Fyona smiled. She removed her sunglasses, adding another element entirely to her smile. Her eyes were like emeralds. No, they were like peridots. Peridot eyes.

“Man, just wait until I tell Logan about the crazy things I’ve already done with my new girlfriend.”

Fyona stopped going wherever she was headed, and moved her feet to the curb. Ethan followed her. Despite their difference in height, their lips were only inches apart.

“Have you ever had a girlfriend before?”

Her peridot eyes seemed round, wet, and innocent, even though the long and naturally black eyelashes surrounding them made it obvious that they were actually narrow and intelligent. Either way, the color reflected so many different lights that the emotion hidden within the eyes and of the person behind them was up for interpretation.

“Yes,” Ethan said, sounding more defensive than he intended.

“What was she like?”

A blush of embarrassment danced across his cheeks.
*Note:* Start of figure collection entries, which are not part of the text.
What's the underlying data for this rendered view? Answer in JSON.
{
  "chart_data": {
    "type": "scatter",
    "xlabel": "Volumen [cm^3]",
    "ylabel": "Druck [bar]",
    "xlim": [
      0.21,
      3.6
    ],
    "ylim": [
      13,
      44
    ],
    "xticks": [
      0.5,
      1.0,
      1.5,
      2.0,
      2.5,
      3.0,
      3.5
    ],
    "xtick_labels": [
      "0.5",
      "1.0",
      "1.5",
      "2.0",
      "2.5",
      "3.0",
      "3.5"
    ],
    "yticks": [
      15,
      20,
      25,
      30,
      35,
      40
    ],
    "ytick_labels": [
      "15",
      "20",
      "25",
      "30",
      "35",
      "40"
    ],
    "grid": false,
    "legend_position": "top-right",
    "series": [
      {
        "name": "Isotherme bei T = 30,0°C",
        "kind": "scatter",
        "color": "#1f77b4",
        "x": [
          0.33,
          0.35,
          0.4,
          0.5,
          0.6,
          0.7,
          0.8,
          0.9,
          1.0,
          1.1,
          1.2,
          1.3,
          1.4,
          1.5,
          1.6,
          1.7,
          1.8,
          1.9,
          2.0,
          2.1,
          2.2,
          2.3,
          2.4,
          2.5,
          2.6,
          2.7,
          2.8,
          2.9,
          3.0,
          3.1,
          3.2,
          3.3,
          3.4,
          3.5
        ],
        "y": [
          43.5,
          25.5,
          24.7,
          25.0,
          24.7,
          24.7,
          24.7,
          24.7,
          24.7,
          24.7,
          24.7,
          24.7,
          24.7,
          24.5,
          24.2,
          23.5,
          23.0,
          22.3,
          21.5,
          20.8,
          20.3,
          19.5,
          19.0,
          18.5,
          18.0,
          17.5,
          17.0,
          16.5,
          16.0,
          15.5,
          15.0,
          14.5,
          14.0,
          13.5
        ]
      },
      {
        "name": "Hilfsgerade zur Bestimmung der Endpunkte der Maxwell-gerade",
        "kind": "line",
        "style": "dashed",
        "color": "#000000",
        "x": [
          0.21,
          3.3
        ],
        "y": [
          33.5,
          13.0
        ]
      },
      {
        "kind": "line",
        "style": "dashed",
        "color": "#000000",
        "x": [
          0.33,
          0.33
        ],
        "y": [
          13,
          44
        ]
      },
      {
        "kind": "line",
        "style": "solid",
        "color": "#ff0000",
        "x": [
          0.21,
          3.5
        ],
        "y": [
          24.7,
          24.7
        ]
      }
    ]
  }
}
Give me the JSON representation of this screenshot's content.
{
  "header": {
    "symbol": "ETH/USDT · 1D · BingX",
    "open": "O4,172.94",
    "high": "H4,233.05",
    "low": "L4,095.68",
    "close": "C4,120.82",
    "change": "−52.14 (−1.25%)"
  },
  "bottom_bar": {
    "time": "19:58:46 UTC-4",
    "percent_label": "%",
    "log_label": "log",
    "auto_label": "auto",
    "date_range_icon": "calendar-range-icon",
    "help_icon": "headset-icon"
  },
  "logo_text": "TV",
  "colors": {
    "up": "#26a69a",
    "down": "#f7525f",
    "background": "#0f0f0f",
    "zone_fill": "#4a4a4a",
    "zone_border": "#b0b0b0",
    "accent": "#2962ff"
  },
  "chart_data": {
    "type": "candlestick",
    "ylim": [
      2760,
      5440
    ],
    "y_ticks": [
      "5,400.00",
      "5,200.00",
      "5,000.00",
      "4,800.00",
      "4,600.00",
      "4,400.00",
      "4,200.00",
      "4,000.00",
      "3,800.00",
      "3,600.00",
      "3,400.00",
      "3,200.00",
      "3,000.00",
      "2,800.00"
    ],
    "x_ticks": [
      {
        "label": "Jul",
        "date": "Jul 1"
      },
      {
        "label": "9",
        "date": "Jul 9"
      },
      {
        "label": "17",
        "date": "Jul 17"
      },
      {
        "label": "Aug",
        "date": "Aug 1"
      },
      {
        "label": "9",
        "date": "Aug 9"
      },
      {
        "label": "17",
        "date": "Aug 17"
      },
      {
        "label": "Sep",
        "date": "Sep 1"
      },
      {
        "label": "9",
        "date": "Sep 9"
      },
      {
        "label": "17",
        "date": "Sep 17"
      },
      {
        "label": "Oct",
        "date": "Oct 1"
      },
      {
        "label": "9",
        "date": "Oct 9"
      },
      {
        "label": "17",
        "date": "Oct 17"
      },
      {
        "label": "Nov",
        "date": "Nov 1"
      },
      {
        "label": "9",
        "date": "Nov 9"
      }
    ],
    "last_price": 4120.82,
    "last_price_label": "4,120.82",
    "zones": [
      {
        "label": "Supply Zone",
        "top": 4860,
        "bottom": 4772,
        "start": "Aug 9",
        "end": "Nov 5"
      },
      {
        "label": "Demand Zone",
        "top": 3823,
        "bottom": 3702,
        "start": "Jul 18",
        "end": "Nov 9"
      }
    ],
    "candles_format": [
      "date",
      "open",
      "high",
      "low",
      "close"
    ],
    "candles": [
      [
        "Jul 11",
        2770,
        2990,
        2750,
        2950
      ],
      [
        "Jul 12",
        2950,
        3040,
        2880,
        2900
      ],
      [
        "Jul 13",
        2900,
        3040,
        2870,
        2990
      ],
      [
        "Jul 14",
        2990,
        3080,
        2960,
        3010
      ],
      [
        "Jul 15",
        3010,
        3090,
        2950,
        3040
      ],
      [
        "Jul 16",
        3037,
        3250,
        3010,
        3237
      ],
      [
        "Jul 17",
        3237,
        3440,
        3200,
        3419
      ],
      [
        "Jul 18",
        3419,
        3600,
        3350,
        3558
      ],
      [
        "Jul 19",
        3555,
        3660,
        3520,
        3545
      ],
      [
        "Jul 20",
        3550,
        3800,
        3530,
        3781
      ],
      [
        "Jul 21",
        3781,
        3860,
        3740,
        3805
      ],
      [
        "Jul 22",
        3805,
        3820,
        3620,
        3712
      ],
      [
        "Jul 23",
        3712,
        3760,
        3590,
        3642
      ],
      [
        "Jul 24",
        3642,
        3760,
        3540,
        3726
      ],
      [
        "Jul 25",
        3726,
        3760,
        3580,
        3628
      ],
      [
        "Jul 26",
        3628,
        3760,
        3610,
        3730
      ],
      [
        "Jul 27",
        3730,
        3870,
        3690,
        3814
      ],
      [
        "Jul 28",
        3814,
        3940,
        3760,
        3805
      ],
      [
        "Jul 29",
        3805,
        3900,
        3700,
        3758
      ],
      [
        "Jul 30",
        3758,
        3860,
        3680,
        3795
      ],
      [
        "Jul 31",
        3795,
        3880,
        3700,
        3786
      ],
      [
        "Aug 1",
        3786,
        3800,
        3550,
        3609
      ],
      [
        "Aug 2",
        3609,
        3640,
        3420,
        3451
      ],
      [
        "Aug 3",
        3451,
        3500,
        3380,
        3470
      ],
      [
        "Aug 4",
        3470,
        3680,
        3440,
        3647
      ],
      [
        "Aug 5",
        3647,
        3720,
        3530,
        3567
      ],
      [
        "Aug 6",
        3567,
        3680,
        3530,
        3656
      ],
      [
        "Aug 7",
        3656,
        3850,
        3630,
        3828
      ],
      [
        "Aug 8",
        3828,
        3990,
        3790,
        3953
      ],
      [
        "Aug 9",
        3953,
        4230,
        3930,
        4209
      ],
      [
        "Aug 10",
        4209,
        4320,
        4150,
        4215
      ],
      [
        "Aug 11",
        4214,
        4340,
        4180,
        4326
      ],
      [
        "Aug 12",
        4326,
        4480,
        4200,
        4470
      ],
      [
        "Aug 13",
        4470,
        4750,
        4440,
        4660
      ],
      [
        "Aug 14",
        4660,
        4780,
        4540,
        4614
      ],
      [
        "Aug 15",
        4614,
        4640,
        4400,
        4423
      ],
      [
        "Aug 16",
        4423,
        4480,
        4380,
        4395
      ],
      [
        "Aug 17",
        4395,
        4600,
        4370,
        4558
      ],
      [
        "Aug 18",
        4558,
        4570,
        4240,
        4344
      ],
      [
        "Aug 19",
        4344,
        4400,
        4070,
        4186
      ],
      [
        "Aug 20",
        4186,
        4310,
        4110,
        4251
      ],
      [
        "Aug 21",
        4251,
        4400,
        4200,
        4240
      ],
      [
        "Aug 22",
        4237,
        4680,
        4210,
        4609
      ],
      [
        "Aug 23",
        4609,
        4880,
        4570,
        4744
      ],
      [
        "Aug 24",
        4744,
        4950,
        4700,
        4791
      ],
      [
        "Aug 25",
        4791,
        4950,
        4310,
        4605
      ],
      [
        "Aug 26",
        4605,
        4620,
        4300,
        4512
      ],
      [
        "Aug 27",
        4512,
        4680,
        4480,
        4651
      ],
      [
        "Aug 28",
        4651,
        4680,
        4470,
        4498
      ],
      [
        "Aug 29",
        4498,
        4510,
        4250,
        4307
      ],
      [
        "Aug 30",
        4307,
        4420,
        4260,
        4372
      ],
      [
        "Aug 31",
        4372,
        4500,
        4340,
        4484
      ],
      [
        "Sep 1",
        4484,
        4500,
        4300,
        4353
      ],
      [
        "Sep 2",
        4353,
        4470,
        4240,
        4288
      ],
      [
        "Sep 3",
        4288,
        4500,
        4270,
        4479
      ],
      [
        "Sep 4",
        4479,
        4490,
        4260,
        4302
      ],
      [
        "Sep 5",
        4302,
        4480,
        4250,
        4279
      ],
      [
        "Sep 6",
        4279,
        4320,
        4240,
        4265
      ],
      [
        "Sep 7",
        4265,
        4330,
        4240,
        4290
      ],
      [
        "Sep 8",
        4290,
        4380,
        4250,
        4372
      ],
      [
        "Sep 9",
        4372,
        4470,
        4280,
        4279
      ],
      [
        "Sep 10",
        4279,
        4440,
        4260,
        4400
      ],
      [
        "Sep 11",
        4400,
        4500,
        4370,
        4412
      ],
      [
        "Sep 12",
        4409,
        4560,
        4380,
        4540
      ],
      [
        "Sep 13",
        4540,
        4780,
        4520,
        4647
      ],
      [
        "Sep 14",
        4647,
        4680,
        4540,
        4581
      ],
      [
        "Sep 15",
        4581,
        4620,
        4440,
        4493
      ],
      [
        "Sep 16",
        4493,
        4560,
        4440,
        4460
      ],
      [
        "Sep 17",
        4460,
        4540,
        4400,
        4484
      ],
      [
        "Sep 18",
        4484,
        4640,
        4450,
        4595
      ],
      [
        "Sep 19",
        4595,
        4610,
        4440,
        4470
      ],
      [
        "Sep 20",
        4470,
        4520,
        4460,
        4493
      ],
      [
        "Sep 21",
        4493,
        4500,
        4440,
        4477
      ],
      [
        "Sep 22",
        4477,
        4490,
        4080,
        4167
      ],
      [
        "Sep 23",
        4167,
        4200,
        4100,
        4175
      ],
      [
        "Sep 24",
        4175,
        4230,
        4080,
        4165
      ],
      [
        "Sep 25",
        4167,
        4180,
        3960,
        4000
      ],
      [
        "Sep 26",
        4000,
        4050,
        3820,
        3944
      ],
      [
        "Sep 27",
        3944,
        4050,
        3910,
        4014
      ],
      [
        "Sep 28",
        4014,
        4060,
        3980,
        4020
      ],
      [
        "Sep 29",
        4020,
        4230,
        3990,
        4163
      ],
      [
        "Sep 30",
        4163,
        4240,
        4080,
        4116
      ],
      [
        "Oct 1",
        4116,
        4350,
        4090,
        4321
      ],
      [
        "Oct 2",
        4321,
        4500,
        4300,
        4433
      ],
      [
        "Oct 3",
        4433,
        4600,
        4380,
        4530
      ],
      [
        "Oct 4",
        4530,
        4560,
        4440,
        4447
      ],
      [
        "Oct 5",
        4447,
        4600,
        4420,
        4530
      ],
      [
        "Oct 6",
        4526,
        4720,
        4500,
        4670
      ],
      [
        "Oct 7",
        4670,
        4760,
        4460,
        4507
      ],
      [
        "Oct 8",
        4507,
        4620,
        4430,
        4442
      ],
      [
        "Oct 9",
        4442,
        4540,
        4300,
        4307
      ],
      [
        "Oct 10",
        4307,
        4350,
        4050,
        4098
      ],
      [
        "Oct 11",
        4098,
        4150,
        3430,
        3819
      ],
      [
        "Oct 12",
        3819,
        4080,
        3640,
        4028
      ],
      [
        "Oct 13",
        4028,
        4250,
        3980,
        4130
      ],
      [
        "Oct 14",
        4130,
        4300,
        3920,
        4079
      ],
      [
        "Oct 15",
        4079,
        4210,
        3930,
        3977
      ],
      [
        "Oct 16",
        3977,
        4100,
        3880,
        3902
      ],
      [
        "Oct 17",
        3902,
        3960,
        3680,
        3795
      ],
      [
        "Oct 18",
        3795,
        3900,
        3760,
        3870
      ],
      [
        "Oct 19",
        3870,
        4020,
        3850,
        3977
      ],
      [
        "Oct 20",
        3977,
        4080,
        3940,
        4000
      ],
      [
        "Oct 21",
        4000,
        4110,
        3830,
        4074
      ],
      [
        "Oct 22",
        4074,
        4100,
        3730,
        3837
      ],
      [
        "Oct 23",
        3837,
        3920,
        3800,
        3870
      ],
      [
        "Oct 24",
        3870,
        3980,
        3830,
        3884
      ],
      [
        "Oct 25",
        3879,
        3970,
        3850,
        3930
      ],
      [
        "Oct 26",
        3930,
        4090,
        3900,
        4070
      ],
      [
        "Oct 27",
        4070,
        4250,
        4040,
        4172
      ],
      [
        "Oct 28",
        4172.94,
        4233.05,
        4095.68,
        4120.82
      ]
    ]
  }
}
“You don’t have to answer if you don’t want.”

“No, it’s okay.” He exhaled sharply, then continued. “She was named Rachel. She was tall, leggy, and blonde, you know that type. She didn’t really care about what you were up to unless it directly involved her.”

“I know that type,” Fyona commented with a sour tone.

“Then I forgot to call her on her birthday.”

That was a mistake,” Fyona admitted.

“No it wasn’t.”

Those eyes. It felt like they could see right through him. They didn’t need to, though, because he wasn’t going to hide anything from them.

Fyona turned her gaze down to her feet, then back up to Ethan.

“Do you…think I’m like her?”

“Not at all,” Ethan replied, meaning those words more than he’d ever meant anything in his life.

She put her hands in his. It felt so natural.